I'm not going to delve into the myths, legends and debate around the shower scene, but a lot of it is in this video:


All of this is Hitchcock playing us "like an organ", usually by doing the unexpected. No one offs their film's protagonist 47 minutes in. It's bold, daring, and still hugely effective, 60 years on. From there, (following 10 laborious minutes of crime scene clean-up that lets everything sink in and sees us side with Norman) the film becomes something else again - we've just watched an hour-long prologue to a 45-minute mystery that's now beginning.

The first half of the film, with its great performances and excellent shared scene from Leigh and Perkins, can't be matched by the latter half, but it's still engaging and enticing. We're desperate for answers, and as Hitchcock's camera moves around the mystery, it sometimes feels like we won't get them. Save for the "so here's what happened, folks" explainer at the end, Psycho doesn't do anything by the rules, and if Norman Bates had ridden off into the sunset with his mother by his side, frankly we wouldn't have been surprised.
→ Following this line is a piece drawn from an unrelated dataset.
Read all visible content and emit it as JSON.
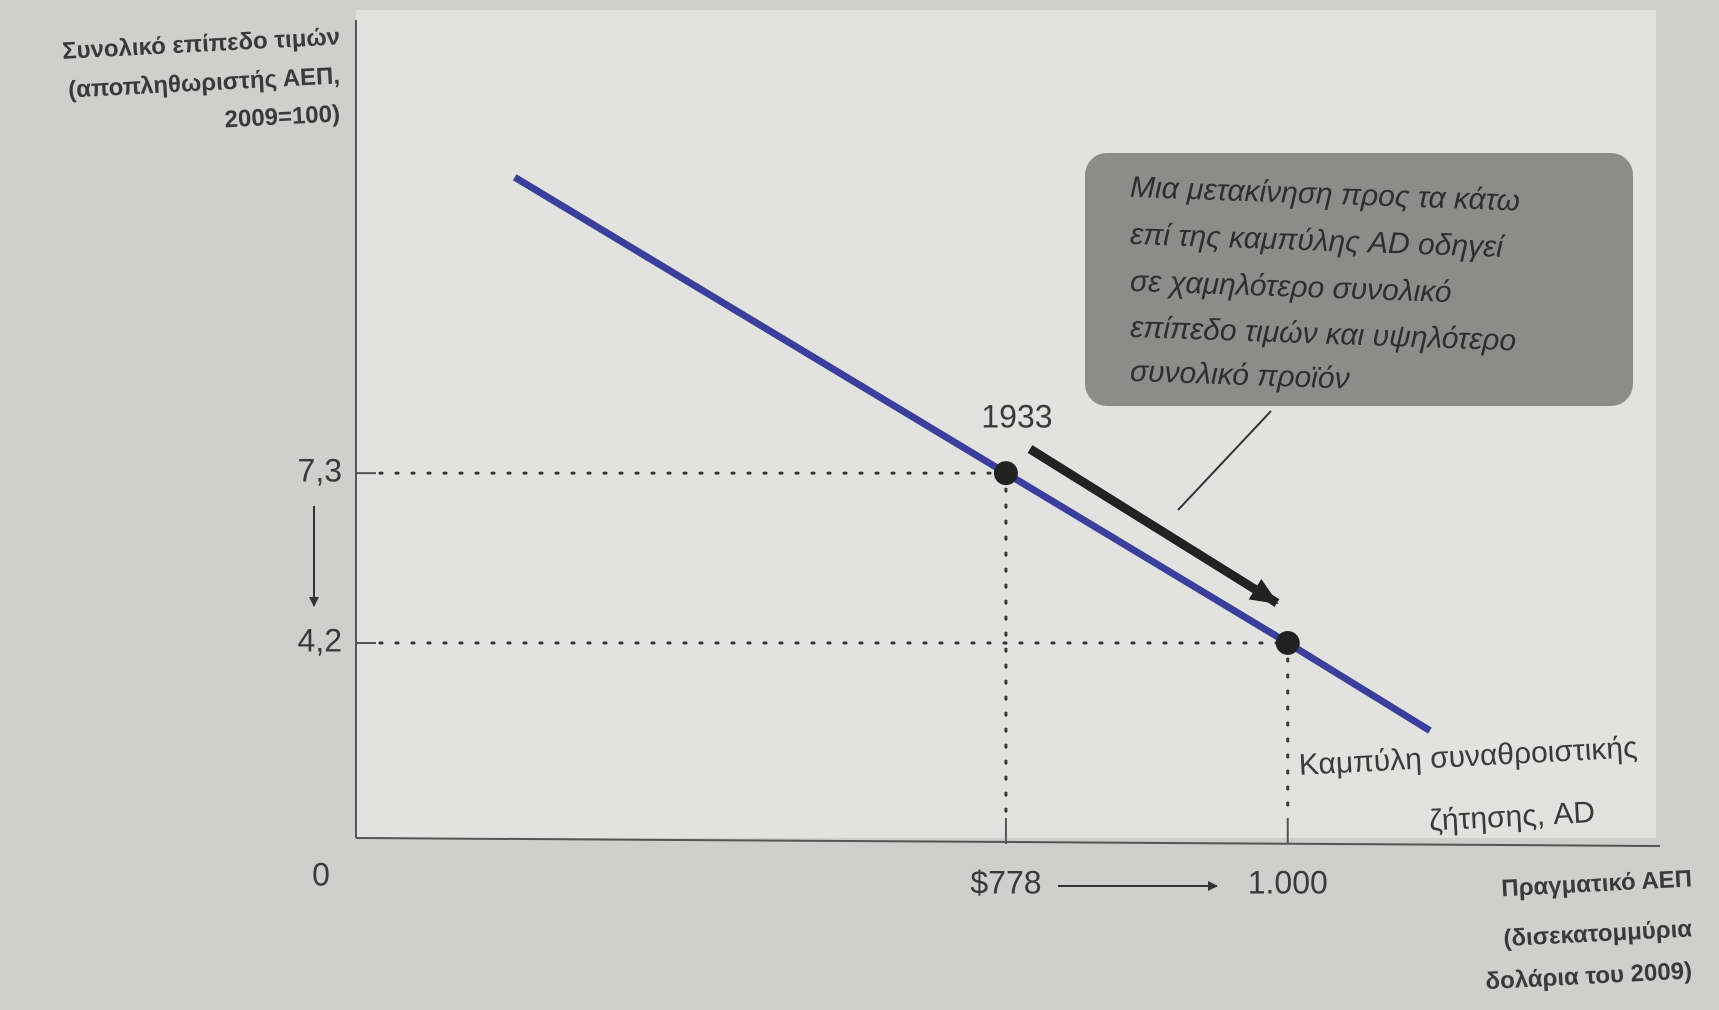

After all these years, Psycho still packs a punch. Vertigo's ending is still a shock after all these years, but much of the rest of it feels dated, notably the age-gap between its stars and their quaint yet disturbing romance. Oddly, Psycho feels less dated, despite its black-and-white cinematography. Its ability to shock and scare remains strong, even after inspiring the horror genre to bust out so many copycat killers. There's something timeless and enduring about Psycho, and it's largely due to the fact it's still disturbing, 60 years on. If not for what it inspired, it would be more highly regarded than Vertigo.

As Otto Penzler sneers in his 101 Greatest Films of Mystery & Suspense: "Psycho was a tremendously influential film that, for all its brilliance, caused a terrible decline in horror and suspense films as less-talented writers and directors now felt free to show more and more graphic screen violence. Slasher films, unknown until then, have since become a staple of summer cinema, and the entire notion of subtlety appears to have died with Hitchcock."

But Psycho is Hitchcock's best film. The American Film Institute disagrees, as does The Incredible Suit. In fact, many knowledgeable cinema types disagree with my assertion. But for mine, Psycho is the pinnacle of his powers as an artist, an entertainer and a provocateur. He was often great, but never better.